My computer died this weekend. I don’t mean it’s acting up; my Mac geek friends can’t get me out of this one. I mean that the hard drive is kaput: the computer won’t even start up. It just clicks and whirs like an angry bird. She has left me alone. Don’t take for granted your relationship with your computer. You’ll miss her when she’s gone.
I loved that computer. Her name was Blanche. Our coming together was made possible through the magic of a student loan. She arrived on a lovely August day in North Carolina. [I would insert the picture of us together on that fateful day, but it’s on her dead hard drive.] We had a solid, good four years together. And a few weeks ago, she decided it was time to go. Were there warning signs? Maybe. But I was blinded by my need for Facebook and e-mail. And I ashamed to admit it, but I did shake her once, out of frustration. Never, never, never shake a baby.
I am without a computer. It’s an odd and slightly uncomfortable feeling. And this experience has made me wary of technology. But it’s not just my computer that has given me trouble. None of the clocks in my apartment keeps time. Our cable box is nothing short of possessed by some evil DSL entity. What signal am I sending out?

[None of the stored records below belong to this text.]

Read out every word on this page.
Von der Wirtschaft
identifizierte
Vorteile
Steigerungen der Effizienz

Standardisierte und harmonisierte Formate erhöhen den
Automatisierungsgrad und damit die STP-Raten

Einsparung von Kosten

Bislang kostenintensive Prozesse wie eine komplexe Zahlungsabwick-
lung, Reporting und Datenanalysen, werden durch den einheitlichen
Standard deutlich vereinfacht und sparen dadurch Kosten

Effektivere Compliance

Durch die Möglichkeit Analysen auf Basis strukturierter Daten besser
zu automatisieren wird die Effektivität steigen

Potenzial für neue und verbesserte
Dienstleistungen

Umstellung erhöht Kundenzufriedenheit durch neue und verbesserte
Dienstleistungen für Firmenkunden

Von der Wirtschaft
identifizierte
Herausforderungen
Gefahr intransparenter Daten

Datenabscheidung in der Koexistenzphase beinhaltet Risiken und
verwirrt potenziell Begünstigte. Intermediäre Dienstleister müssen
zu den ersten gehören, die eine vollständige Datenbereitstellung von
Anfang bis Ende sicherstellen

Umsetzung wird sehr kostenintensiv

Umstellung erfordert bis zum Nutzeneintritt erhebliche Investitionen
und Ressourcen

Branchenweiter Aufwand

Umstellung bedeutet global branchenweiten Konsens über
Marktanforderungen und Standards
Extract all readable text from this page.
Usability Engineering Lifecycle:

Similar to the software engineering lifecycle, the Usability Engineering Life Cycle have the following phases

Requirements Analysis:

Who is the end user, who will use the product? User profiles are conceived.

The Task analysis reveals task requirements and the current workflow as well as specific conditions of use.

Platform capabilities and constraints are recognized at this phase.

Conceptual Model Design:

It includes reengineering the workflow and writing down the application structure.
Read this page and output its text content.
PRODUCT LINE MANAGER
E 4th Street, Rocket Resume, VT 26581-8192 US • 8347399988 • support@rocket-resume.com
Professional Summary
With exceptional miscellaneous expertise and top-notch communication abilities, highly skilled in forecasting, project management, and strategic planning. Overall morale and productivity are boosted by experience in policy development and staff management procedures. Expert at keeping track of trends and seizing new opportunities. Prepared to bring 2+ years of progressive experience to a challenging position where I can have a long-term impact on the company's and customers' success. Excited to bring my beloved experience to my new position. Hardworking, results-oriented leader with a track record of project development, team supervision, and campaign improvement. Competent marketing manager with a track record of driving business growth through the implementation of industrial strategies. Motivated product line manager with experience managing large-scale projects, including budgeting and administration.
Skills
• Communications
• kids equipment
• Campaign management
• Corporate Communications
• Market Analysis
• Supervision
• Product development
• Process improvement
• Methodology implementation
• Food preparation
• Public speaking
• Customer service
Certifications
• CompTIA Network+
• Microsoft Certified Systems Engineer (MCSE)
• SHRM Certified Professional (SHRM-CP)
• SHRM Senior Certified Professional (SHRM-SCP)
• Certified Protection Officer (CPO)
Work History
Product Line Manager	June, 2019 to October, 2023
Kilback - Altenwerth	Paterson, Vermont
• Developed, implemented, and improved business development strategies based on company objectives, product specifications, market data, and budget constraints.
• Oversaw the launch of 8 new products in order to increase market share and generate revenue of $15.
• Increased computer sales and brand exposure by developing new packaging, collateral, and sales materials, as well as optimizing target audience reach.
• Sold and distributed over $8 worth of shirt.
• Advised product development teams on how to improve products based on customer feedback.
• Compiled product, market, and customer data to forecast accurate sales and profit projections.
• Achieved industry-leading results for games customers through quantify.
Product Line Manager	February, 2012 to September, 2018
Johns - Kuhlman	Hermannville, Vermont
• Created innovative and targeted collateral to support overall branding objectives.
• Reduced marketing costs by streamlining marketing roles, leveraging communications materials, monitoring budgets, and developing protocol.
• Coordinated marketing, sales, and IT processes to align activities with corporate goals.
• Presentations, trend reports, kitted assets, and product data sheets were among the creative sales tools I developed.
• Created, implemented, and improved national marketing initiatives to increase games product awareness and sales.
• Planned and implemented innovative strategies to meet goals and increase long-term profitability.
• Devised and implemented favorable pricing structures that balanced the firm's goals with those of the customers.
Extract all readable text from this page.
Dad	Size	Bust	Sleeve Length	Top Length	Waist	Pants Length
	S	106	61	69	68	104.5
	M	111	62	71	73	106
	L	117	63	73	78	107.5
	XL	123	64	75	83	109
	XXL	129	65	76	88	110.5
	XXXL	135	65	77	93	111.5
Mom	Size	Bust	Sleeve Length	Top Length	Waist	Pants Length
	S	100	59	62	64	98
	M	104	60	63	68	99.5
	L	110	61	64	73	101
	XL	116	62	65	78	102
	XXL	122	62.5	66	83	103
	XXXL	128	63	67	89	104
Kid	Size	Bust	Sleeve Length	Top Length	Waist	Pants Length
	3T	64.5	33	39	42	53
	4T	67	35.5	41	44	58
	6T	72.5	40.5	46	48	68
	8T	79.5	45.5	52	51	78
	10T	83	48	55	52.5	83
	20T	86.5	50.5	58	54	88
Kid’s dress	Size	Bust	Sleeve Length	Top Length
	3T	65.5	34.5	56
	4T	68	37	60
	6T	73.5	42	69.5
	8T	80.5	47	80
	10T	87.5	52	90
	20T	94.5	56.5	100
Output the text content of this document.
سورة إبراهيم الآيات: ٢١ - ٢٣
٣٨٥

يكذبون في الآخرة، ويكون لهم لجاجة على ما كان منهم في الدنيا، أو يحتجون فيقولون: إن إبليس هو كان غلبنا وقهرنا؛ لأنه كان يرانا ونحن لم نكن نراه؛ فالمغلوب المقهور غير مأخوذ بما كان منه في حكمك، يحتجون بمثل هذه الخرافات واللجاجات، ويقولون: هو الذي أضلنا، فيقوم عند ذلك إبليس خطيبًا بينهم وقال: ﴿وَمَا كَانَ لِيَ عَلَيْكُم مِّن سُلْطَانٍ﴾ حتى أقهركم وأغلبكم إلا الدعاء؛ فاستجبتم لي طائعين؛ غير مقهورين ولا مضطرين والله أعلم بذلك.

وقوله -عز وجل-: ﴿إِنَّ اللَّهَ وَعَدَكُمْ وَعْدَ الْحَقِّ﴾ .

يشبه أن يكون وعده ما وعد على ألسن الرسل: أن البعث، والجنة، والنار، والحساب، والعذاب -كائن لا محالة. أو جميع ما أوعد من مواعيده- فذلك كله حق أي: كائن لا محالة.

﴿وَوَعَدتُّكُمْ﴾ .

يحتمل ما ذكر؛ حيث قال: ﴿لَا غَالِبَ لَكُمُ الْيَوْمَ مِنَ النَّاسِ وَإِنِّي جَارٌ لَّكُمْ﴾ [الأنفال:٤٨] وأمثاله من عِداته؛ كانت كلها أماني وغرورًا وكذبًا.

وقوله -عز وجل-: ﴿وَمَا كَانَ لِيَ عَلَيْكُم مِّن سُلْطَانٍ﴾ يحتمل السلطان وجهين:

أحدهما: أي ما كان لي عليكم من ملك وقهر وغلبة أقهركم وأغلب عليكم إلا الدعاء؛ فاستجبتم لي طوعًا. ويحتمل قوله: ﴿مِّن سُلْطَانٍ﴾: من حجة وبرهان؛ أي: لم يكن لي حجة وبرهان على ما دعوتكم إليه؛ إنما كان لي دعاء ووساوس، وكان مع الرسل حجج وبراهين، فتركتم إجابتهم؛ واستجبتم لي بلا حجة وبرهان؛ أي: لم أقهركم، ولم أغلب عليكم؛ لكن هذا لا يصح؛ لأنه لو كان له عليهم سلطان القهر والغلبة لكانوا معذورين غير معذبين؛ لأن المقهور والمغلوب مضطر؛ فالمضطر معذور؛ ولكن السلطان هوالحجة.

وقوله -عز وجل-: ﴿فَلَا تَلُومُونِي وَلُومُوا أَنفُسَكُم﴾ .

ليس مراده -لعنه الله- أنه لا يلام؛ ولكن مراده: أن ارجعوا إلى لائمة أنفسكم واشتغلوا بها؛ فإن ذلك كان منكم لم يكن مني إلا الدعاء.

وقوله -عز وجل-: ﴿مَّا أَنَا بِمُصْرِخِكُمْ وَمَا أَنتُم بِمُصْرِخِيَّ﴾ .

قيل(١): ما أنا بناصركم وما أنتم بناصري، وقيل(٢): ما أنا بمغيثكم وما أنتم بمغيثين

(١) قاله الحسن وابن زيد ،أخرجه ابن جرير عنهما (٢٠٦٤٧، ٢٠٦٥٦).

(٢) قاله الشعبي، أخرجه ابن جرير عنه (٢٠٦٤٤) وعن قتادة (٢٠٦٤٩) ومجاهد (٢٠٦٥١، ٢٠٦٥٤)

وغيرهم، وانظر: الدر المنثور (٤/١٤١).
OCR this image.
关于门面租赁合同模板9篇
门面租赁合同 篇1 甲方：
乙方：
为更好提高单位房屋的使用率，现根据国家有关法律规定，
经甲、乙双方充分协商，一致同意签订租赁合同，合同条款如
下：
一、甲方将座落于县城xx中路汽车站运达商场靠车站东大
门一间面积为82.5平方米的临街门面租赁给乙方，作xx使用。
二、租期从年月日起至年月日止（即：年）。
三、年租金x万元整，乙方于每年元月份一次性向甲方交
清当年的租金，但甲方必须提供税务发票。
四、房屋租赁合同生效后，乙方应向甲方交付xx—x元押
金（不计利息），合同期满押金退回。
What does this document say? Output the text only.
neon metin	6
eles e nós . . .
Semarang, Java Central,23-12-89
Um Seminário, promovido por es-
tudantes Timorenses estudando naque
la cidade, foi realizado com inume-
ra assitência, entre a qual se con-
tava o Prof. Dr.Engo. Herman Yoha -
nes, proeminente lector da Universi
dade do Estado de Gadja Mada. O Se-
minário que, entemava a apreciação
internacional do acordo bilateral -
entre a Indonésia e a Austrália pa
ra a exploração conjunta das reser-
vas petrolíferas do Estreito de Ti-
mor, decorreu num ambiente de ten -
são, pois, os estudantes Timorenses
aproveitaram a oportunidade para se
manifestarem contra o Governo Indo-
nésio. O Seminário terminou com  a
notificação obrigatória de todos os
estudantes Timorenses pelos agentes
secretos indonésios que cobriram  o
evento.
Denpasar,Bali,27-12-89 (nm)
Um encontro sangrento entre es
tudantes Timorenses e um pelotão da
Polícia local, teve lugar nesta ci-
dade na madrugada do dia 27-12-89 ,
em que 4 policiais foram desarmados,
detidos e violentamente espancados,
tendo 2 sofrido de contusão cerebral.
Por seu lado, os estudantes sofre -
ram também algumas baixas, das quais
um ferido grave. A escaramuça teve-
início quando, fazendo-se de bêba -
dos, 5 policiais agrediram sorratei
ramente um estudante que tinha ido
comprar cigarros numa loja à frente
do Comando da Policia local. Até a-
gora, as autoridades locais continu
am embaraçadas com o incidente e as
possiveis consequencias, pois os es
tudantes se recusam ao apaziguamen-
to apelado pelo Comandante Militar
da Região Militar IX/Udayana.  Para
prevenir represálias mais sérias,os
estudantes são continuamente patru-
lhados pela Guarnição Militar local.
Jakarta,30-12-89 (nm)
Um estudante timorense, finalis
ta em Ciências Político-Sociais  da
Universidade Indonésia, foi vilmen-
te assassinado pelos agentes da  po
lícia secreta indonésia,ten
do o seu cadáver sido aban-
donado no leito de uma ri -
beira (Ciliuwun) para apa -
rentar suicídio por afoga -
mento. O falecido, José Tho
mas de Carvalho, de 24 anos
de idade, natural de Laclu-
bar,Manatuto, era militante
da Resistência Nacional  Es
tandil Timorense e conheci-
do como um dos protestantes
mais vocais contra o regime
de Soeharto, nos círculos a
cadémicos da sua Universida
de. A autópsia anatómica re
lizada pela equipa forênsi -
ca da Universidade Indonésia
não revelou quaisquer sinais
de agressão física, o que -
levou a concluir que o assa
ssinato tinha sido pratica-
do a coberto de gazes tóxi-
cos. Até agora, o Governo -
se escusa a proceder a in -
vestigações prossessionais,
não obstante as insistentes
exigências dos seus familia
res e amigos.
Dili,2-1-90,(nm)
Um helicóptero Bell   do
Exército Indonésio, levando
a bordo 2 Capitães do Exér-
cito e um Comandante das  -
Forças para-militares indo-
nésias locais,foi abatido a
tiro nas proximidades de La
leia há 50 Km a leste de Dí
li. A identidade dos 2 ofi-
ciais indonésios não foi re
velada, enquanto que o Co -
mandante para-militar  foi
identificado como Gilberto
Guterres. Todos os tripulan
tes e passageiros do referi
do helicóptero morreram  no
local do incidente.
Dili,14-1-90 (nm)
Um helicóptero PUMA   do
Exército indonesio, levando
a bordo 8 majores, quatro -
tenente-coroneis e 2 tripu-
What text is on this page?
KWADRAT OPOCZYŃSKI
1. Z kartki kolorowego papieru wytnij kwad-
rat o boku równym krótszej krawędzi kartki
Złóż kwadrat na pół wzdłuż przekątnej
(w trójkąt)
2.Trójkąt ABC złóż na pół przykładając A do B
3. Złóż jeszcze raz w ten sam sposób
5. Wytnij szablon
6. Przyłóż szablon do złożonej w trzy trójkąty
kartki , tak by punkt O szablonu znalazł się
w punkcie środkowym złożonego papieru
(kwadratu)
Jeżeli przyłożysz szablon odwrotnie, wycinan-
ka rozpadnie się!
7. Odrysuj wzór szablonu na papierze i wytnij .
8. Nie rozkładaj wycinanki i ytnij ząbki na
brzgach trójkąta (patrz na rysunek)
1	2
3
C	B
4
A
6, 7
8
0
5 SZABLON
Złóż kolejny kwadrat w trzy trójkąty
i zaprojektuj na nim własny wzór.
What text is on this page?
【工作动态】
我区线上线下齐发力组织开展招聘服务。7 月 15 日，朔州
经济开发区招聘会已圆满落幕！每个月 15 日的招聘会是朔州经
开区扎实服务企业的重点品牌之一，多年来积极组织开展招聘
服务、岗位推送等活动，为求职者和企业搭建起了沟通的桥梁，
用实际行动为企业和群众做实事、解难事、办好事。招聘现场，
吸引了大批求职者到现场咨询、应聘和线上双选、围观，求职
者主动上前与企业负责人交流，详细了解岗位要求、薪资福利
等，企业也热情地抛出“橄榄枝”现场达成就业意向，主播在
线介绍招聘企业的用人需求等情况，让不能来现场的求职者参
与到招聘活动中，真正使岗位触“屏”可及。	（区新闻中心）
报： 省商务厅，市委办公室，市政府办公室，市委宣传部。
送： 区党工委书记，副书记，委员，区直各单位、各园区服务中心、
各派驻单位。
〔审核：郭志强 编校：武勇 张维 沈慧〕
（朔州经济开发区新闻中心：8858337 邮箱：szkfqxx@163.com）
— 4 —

I’m making the choice to go old school. I want my photos to be in an album. What fun is looking at pictures on a screen? It’s like reading an e-book. No, thanks. And how do we pass our photos on now? Put our hard drives in our hope chests? I guess I’m just old-fashioned. I like to think of myself as a romantic, it appeals to my vintage sensibilities. But I think I may be in the market for a type-writer.